Introduction to Investing in Frontier Markets

While some emerging markets are not so emerging anymore (take China, world’s second economy as one example), there is a group of new emerging economies that has been classified as frontier markets.

What are frontier markets?

Frontier markets offer opportunities once available in emerging markets of China, India, and Brazil. Frontier markets offer tremendous growth potential but are highly risky.

So what are frontier markets? Most countries in sub-Saharan Africa (except developed South Africa) fall into this category. Many of these countries are rich in natural resources. Moreover, there’s an untapped market for consumer goods as growing populations demand more. Sectors such as banking and telecommunications are also bound to grow. 

This has been noticed and there’s a growing foreign investment in sub-Saharan Africa. China, especially, has been aggressively investing on that continent.

However, there are many risks. Take the rise of Islamic terrorism in countries like Nigeria, Ebola virus in western Africa, ethnic conflicts, and rapidly growing populations where many young can’t find jobs.

How to Invest in Frontier Markets

A simple and less risky way to invest in Africa is via mutual funds or ETFs. VanEck Vectors Africa Index Fund (AFK) invests on the entire African continent, including sub-Saharan frontier markets. 

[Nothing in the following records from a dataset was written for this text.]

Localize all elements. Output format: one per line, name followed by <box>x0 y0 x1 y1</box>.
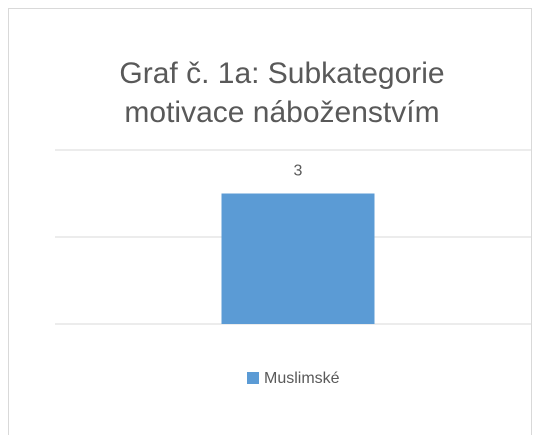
legend-label: Muslimské <box>264 370 340 387</box>
bar <box>221 193 375 324</box>
chart-title: motivace náboženstvím <box>124 96 439 129</box>
chart-title: Graf č. 1a: Subkategorie <box>119 57 444 90</box>
legend-swatch <box>247 372 259 384</box>
data-label: 3 <box>294 163 303 180</box>
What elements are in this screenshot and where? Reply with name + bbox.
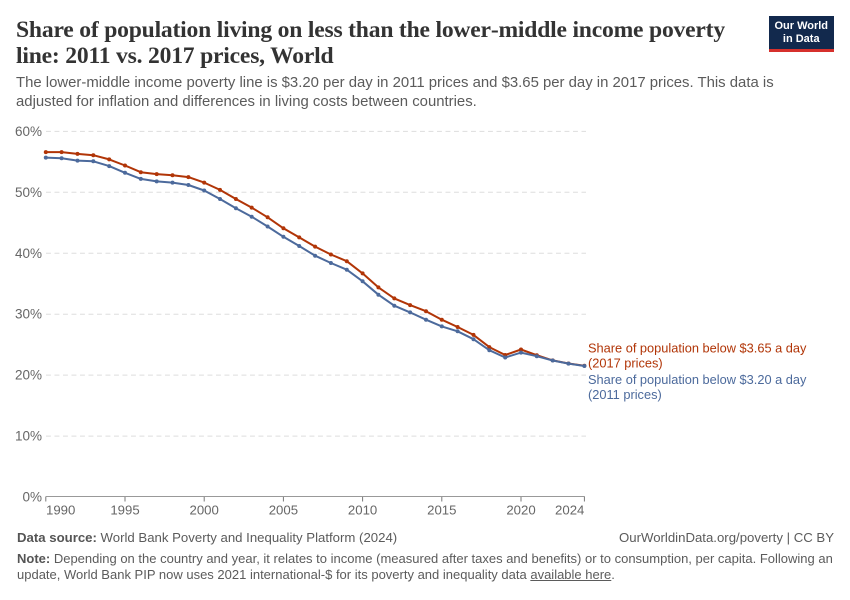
svg-text:40%: 40%: [15, 246, 42, 261]
svg-text:0%: 0%: [22, 490, 42, 505]
svg-text:(2011 prices): (2011 prices): [588, 387, 662, 402]
svg-text:20%: 20%: [15, 368, 42, 383]
svg-text:1995: 1995: [110, 503, 139, 518]
svg-text:2020: 2020: [506, 503, 535, 518]
svg-text:Share of population below $3.2: Share of population below $3.20 a day: [588, 372, 807, 387]
svg-text:30%: 30%: [15, 307, 42, 322]
svg-text:2000: 2000: [190, 503, 219, 518]
svg-text:2015: 2015: [427, 503, 456, 518]
svg-text:2024: 2024: [555, 503, 584, 518]
svg-text:2005: 2005: [269, 503, 298, 518]
svg-text:50%: 50%: [15, 185, 42, 200]
svg-text:Share of population below $3.6: Share of population below $3.65 a day: [588, 341, 807, 356]
svg-text:(2017 prices): (2017 prices): [588, 356, 663, 371]
svg-text:60%: 60%: [15, 124, 42, 139]
svg-text:10%: 10%: [15, 429, 42, 444]
svg-text:2010: 2010: [348, 503, 377, 518]
svg-text:1990: 1990: [46, 503, 75, 518]
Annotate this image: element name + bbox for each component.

In addition to Africa, there are other markets. The examples include Cambodia and Vietnam, countries with low labor costs and relative stability. These countries are seeking to copy economic success of their Asian neighbors.

For those looking to diversify broadly, the iShares MSCI Frontier 100 ETF is another option. It invests in large capitalization frontier markets companies. 

Frontier markets are a risky play, but with risk there is a potential of higher returns. Long-term investors should consider adding frontier market stocks to their portfolios both as a diversification tool and return enhancement.